Hutongs have a history of more than 700 years. They first appeared in the Yuan Dynasty (1271 - 1368) and developed in the Ming (1368 -1644) and Qing (1644 - 1911) Dynasties. Beijing hutongs seem to have the same structure: grey tiles on grey walls. When you venture further, you will find that every hutong has its unique history, because Beijing hutongs are not only the passageways of the city, but also the homes of ordinary Beijing citizens.

Hutongs are the old traditional alleyways and courtyard homes which covered whole of Beijing. Many still exist today and are pleasant to walk or cycle around. Not much has changed and you can see how people lived in the past by visiting their home. You can start with a rickshaw ride through the hutongs. Rickshaws are a traditional transportation in the narrow streets. 

Walking through the hutongs, it is common to see groups of elderly citizens sitting together playing cards, mahjong or Chinese chess. In the early mornings and evenings, they gather to practice traditional forms of exercise such as taijiquan as well as to dance and sing folk songs or Peking Opera arias. 

Mahjong is a popular game in China among the elderly people.  Now, it is becoming a popular pastime.

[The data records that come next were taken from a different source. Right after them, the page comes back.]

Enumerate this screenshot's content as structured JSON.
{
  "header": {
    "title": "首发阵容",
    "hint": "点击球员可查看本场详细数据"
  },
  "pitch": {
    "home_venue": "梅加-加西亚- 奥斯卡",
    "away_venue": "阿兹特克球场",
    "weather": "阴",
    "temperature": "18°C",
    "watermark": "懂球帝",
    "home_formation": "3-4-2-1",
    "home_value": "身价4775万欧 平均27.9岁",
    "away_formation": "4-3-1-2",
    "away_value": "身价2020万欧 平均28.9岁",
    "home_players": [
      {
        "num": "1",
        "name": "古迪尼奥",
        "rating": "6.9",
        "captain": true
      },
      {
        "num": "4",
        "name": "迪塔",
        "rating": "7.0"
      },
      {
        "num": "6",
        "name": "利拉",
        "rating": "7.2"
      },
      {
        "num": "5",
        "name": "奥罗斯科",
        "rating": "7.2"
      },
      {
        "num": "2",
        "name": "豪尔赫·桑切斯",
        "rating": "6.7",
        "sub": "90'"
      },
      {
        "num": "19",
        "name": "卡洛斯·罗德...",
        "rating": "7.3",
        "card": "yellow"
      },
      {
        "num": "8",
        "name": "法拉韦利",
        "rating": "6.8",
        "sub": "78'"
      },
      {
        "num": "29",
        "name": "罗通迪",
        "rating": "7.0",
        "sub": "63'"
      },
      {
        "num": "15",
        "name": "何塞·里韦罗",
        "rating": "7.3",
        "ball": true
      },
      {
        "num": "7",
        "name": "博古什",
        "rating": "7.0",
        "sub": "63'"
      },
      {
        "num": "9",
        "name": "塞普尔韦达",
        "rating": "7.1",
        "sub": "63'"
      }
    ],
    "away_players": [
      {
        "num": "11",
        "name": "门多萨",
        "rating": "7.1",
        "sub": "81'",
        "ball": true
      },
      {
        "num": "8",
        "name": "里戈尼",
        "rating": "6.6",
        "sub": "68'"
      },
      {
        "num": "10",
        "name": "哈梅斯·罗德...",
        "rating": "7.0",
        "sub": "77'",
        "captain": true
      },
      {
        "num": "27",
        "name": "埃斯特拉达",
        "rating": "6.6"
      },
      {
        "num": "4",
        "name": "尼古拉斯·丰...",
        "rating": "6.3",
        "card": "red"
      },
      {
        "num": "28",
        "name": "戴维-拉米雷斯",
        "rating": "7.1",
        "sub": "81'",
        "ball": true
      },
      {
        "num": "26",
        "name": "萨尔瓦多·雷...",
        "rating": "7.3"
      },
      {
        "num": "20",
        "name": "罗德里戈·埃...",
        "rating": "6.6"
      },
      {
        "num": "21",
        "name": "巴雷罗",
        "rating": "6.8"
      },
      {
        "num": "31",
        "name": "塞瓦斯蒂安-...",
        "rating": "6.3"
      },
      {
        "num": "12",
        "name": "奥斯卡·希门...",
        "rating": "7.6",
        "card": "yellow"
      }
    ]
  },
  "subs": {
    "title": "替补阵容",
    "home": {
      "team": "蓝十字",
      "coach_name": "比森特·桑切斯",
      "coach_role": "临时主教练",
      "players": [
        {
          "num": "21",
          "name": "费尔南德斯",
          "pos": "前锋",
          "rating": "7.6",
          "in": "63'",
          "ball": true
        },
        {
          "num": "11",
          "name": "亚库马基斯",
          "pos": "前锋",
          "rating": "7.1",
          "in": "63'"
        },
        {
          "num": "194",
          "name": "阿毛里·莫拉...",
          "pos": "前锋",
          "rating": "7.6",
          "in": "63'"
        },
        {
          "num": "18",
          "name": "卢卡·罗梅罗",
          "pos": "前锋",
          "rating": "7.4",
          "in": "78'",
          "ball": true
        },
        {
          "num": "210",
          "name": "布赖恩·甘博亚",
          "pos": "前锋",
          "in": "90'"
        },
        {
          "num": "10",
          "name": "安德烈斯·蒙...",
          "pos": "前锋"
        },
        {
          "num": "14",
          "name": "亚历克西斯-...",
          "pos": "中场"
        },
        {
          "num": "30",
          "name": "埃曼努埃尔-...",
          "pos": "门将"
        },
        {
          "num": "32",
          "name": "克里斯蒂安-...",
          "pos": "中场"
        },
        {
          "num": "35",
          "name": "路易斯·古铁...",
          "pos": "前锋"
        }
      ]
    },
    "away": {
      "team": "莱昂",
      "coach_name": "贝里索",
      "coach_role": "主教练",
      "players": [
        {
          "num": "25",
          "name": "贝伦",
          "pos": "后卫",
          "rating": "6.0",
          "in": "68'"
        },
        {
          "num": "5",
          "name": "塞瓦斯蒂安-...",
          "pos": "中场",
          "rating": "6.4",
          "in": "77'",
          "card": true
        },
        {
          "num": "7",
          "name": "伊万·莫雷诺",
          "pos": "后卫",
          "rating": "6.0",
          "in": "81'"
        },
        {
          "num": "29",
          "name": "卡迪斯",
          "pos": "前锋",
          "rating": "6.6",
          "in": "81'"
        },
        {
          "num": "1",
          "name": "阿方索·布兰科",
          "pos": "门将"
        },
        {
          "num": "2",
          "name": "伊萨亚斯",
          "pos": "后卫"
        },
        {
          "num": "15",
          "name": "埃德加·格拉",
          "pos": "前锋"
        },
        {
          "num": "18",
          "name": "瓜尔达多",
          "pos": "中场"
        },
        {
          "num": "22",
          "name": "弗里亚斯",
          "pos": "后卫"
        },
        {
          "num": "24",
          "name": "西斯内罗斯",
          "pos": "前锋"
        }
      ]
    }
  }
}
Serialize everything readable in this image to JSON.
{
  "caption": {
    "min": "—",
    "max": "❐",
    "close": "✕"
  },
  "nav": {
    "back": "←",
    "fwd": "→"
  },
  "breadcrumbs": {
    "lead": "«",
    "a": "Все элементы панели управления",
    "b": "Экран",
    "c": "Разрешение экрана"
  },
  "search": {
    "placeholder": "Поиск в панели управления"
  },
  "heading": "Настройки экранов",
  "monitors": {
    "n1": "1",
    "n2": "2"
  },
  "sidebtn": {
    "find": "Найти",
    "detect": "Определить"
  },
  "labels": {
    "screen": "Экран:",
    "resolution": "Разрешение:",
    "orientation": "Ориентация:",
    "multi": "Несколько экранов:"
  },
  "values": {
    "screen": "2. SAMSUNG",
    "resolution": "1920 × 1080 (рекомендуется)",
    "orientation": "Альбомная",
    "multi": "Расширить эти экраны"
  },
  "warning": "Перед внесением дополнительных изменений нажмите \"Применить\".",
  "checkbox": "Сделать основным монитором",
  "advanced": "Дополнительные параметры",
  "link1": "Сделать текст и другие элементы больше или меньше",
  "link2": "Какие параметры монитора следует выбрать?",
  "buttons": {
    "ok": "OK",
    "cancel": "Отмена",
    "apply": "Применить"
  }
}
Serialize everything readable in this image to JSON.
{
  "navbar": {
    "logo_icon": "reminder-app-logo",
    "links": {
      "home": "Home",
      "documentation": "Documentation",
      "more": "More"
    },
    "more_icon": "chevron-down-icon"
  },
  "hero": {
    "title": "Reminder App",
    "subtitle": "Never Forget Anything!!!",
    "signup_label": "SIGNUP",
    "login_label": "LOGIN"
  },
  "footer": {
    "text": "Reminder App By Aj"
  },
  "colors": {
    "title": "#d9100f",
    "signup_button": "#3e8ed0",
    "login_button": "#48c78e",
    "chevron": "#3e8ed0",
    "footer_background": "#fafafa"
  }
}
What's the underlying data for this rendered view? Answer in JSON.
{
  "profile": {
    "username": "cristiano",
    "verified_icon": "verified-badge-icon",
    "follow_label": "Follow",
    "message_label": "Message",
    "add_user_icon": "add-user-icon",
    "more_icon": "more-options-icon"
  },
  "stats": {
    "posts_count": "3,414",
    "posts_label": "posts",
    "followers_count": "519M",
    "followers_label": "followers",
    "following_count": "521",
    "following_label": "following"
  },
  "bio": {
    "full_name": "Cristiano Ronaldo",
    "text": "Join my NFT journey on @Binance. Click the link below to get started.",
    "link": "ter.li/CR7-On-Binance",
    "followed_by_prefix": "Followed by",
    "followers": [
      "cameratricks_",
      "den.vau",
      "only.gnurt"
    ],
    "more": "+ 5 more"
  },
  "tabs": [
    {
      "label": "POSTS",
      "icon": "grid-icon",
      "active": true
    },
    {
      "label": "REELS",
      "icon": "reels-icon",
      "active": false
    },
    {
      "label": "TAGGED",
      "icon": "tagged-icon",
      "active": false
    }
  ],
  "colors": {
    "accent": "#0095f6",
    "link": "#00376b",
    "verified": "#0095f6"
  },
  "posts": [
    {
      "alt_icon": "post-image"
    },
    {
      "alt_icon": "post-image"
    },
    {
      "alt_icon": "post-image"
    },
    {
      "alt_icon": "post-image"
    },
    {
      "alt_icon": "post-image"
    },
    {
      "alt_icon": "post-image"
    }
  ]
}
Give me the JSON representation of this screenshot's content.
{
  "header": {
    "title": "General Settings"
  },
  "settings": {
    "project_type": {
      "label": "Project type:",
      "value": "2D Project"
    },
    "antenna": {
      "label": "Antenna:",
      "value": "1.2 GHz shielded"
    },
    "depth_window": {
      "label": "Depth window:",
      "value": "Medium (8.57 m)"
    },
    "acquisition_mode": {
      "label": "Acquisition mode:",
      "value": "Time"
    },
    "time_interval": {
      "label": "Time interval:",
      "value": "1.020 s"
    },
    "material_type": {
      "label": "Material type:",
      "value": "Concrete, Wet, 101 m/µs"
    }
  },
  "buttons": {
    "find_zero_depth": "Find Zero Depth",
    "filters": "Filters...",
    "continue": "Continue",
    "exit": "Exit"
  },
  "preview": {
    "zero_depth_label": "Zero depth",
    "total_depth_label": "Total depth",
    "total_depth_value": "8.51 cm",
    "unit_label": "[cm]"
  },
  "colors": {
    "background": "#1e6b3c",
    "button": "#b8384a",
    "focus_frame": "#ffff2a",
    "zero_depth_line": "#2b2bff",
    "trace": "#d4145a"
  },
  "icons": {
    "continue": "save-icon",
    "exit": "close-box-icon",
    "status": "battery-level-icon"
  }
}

As people get older, it’s more important for us to keep our brains active and healthy, to avoid the risk of cognitive diseases or dementia. If you love playing bridge or poker or other card games, its a good way to work your brain activity helps keep your mind sharp and alert.

In 1940s, there were over 3,200 hutongs in Beijing (estimated ). With the development of the modern city, many of the old hutongs were demolished and replaced by huge mansions. However, more and more people have realized that hutongs are vital part of Beijing and seek to protect them. The government has adopted policies and introduced regulations to ensure their future. Many famous hutongs are now tourist attractions and Hutong Tours are available. These provide visitors with an introduction to one of Beijing's great traditions and an appreciation of the history and culture of the hutongs and courtyard houses.